Lot 29

Willamette

The Robert Elliott Meteorite Collection
Auction: 18 August 2009 at 15:00 BST
Description
Fragment (shale)
Dimensions
90.8g, 6.6 x 4 x 2.2cm
Footnote
Willamette (Clackamas County, Oregon, USA) IIIA - found 1902
Ellis Hughes discovered a large bell shaped iron 'rock' in autumn 1902 as he cut wood in the forest near the town of Willamette, Oregon. Feeling certain that this odd rock was a large meteorite with a certain dollar value, he hatched a plan to secretly move it from where it rested on his neighbour's land onto his own land so that he could claim it as his own. It took 90 days of hard labour and improvised engineering to move the huge iron mass across Hughes' property boundary, but the move was discovered.
At that time, the land was owned by the Iron and Steel Company, and after a widely publicised lawsuit, the Oregon Supreme Court held that Oregon Iron and Steel Company was the legal owner.

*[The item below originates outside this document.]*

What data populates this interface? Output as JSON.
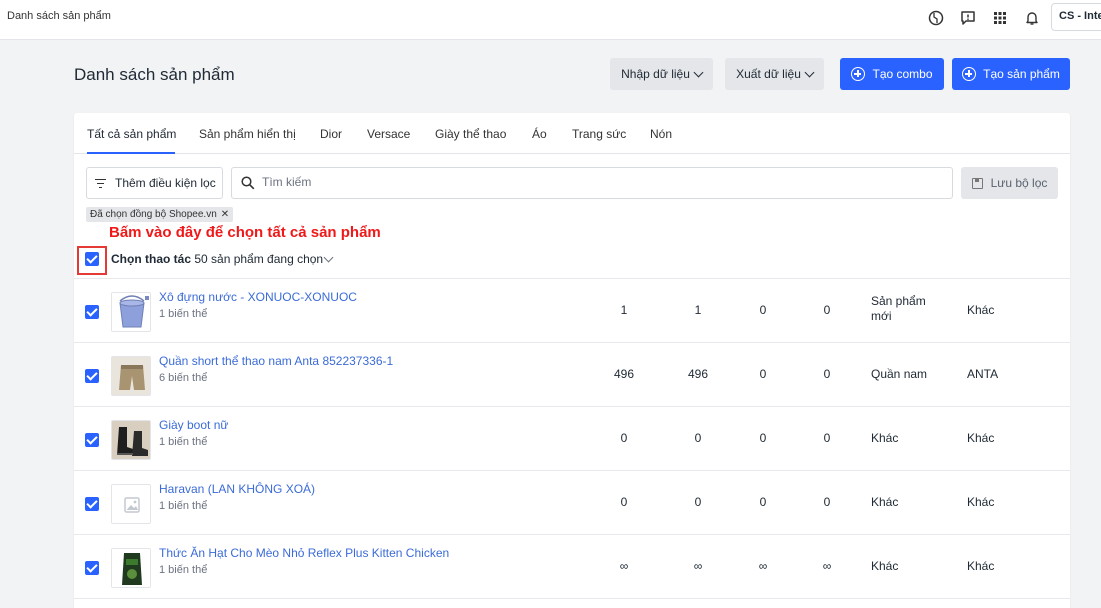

In 1905 Mr. William E. Dodge purchased the meteorite for $26,000, and after being displayed at the Lewis and Clark Centennial Exposition, it was donated to the American Museum of Natural History in New York City where it remains to this day.
The Willamette meteorite is an object honoured by the Native American Indian tribe inhabiting the area where it was found; they used the meteorite in an annual ceremony, and requested that it be returned. The tribes reached an agreement with the museum in 2000 that tribal members may conduct a private ceremony around the meteorite once a year, and that ownership will be transferred to them should the museum stop using it for display.